On Behalf of | Nov 11, 2019 | Immigration Law

The week starting Nov. 11, 2019, is a big one for immigrants who are part of the Deferred Action for Childhood Arrivals (DACA) program. The United States Supreme Court is going to begin hearing arguments about the program starting on Nov. 12. With the fate of the program hanging in the balance, activists and DACA participants marched to Washington, DC, from New York City, arriving on November 11.

At the heart of the decision is whether the program should continue on as instituted by President Barack Obama or whether it should end like President Donald Trump has stated. Watching for news of the decision is a priority for many people who have a stake in this program.

What does DACA do?

DACA is a way for people under the age of 31 who came to the United States without proper documentation before the age of 16 to remain here without fear of removal. To be eligible, they must not have a criminal record and have to pay a fee. They can either be enrolled in school or have completed school. They are given the ability to work and have a temporary waiver to prevent deportation.

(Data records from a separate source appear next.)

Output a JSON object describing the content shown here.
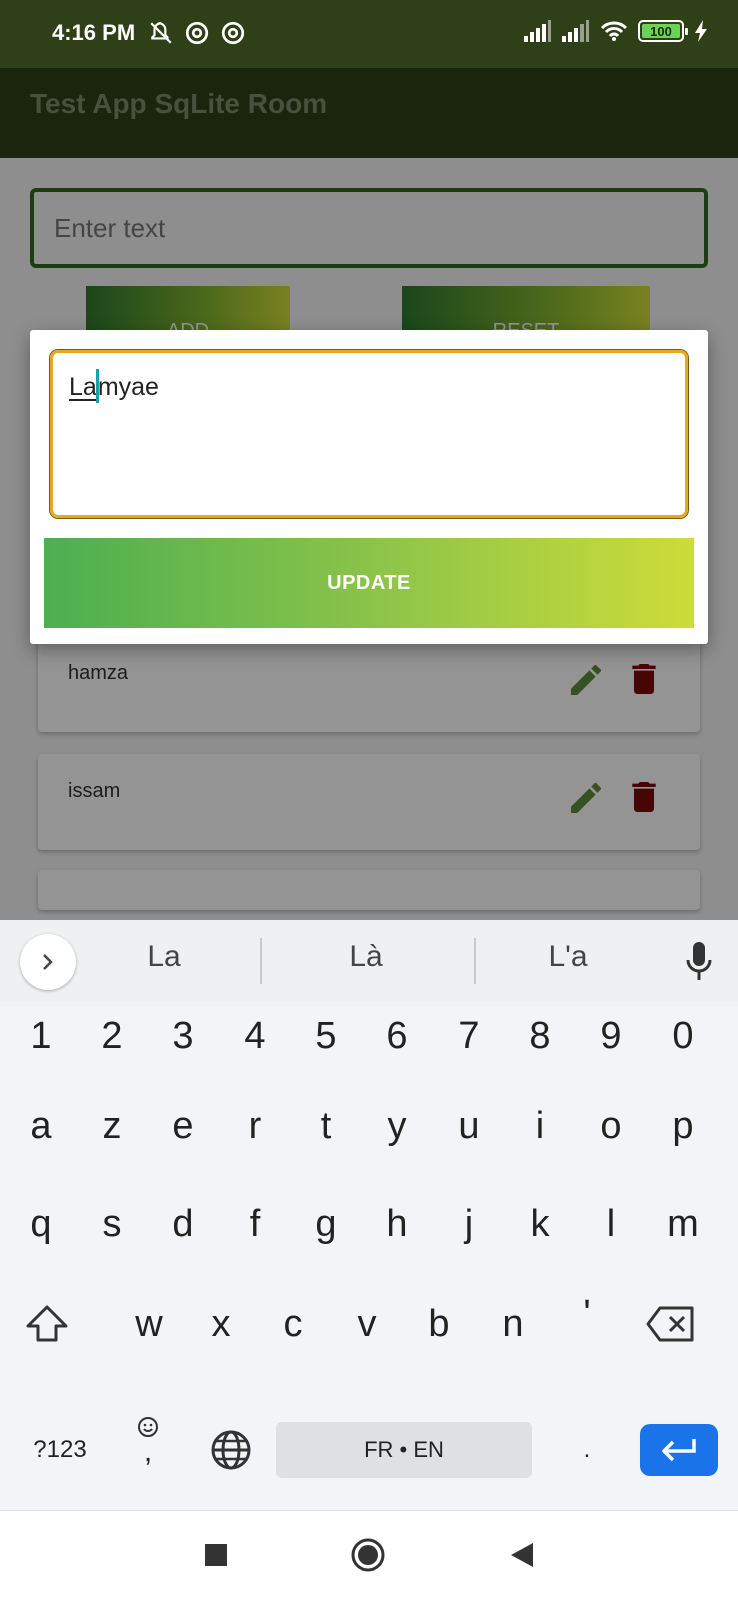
{
  "status_bar": {
    "time": "4:16 PM",
    "battery": "100",
    "left_icons": [
      "notifications-off-icon",
      "data-saver-icon",
      "data-saver-icon"
    ],
    "right_icons": [
      "signal-icon",
      "signal-icon",
      "wifi-icon",
      "battery-icon",
      "charging-icon"
    ]
  },
  "app_bar": {
    "title": "Test App SqLite Room"
  },
  "main": {
    "input_placeholder": "Enter text",
    "add_label": "ADD",
    "reset_label": "RESET",
    "items": [
      {
        "label": "hamza"
      },
      {
        "label": "issam"
      }
    ]
  },
  "dialog": {
    "input_text_underlined": "La",
    "input_text_rest": "myae",
    "update_label": "UPDATE"
  },
  "keyboard": {
    "suggestions": [
      "La",
      "Là",
      "L'a"
    ],
    "number_row": [
      "1",
      "2",
      "3",
      "4",
      "5",
      "6",
      "7",
      "8",
      "9",
      "0"
    ],
    "row1": [
      "a",
      "z",
      "e",
      "r",
      "t",
      "y",
      "u",
      "i",
      "o",
      "p"
    ],
    "row2": [
      "q",
      "s",
      "d",
      "f",
      "g",
      "h",
      "j",
      "k",
      "l",
      "m"
    ],
    "row3": [
      "w",
      "x",
      "c",
      "v",
      "b",
      "n",
      "'"
    ],
    "symbols_label": "?123",
    "emoji_comma": ",",
    "space_label": "FR • EN",
    "period": "."
  },
  "colors": {
    "app_bar": "#2f3f17",
    "accent_green": "#4caf50",
    "accent_lime": "#cddc39",
    "edit_icon": "#5f8e3a",
    "delete_icon": "#7a0a0a",
    "enter_key": "#1a73e8",
    "dialog_border": "#e8a823"
  }
}
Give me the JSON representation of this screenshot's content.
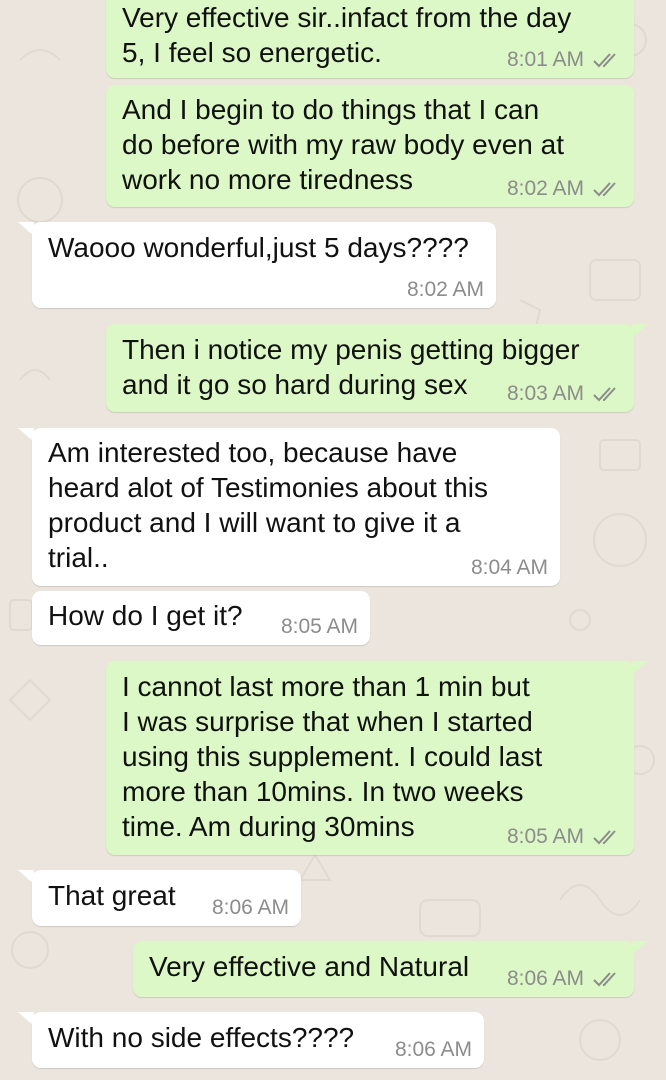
{
  "messages": [
    {
      "direction": "out",
      "text": "Very effective sir..infact from the day\n5, I feel so energetic.",
      "time": "8:01 AM",
      "status": "read-ticks-icon"
    },
    {
      "direction": "out",
      "text": "And I begin to do things that I can\ndo before with my raw body even at\nwork no more tiredness",
      "time": "8:02 AM",
      "status": "read-ticks-icon"
    },
    {
      "direction": "in",
      "text": "Waooo wonderful,just 5 days????",
      "time": "8:02 AM"
    },
    {
      "direction": "out",
      "text": "Then i notice my penis getting bigger\nand it go so hard during sex",
      "time": "8:03 AM",
      "status": "read-ticks-icon"
    },
    {
      "direction": "in",
      "text": "Am interested too, because have\nheard alot of Testimonies about this\nproduct and I will want to give it a\ntrial..",
      "time": "8:04 AM"
    },
    {
      "direction": "in",
      "text": "How do I get it?",
      "time": "8:05 AM"
    },
    {
      "direction": "out",
      "text": "I cannot last more than 1 min but\nI was surprise that when I started\nusing this supplement. I could last\nmore than 10mins. In two weeks\ntime. Am during 30mins",
      "time": "8:05 AM",
      "status": "read-ticks-icon"
    },
    {
      "direction": "in",
      "text": "That great",
      "time": "8:06 AM"
    },
    {
      "direction": "out",
      "text": "Very effective and Natural",
      "time": "8:06 AM",
      "status": "read-ticks-icon"
    },
    {
      "direction": "in",
      "text": "With no side effects????",
      "time": "8:06 AM"
    }
  ],
  "colors": {
    "background": "#ece5dd",
    "outgoing_bubble": "#dcf8c6",
    "incoming_bubble": "#ffffff",
    "time_text": "#8c8c8c",
    "ticks": "#8c8c8c"
  }
}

What is the status of DACA?

Currently, DACA isn’t accepting new applicants. Those individuals who are already in the program can still seek renewals. The fate of the program is in question because the Supreme Court might decide that it must accept new applications again. It might also determine that no new renewals are processed. There is no indication as to what the justices might decide. More than 700,000 individuals are watching closely to see what this means for their status in this country.

Why stop the program?

The Trump administration notes that because President Obama initiated the program through an executive order that it can be discontinued by presidential authority. If the Supreme Court finds that the program must discontinue, there is a potential six-month phase out for the program. It isn’t expected that the court will issue an opinion until July of 2020, which would mean that there is a chance the program won’t be phased out until January of 2021.

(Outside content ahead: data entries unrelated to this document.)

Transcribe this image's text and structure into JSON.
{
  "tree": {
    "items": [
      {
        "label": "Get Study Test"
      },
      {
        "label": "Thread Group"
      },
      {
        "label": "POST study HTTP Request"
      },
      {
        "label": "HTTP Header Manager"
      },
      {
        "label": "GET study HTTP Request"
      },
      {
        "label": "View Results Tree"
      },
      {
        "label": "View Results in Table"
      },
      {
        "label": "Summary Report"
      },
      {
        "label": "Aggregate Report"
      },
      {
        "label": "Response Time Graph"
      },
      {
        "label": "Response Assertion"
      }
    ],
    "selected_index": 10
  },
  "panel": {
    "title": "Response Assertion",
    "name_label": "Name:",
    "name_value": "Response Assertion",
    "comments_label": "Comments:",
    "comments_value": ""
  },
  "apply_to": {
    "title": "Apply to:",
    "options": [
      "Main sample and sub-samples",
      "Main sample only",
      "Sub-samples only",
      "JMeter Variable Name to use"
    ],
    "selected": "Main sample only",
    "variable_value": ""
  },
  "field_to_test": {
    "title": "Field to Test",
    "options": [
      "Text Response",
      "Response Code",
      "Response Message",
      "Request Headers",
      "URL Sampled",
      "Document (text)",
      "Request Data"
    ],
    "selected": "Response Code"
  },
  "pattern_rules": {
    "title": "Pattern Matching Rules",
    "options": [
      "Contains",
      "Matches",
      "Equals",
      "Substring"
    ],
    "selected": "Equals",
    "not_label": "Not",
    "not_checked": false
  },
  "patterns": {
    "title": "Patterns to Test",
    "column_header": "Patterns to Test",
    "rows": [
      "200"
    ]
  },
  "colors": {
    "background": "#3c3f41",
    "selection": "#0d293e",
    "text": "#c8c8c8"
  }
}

For immigrants in this country, the fear of removal is considerable. Many of these individuals don’t know any other life than the one in the U.S. Because of this, they are concerned that they will be removed to a country where they don’t have any support system, and they might not even speak the local language. Fighting immigration matters is a serious undertaking. You should find an immigration attorney you are comfortable with if you are facing any of these matters.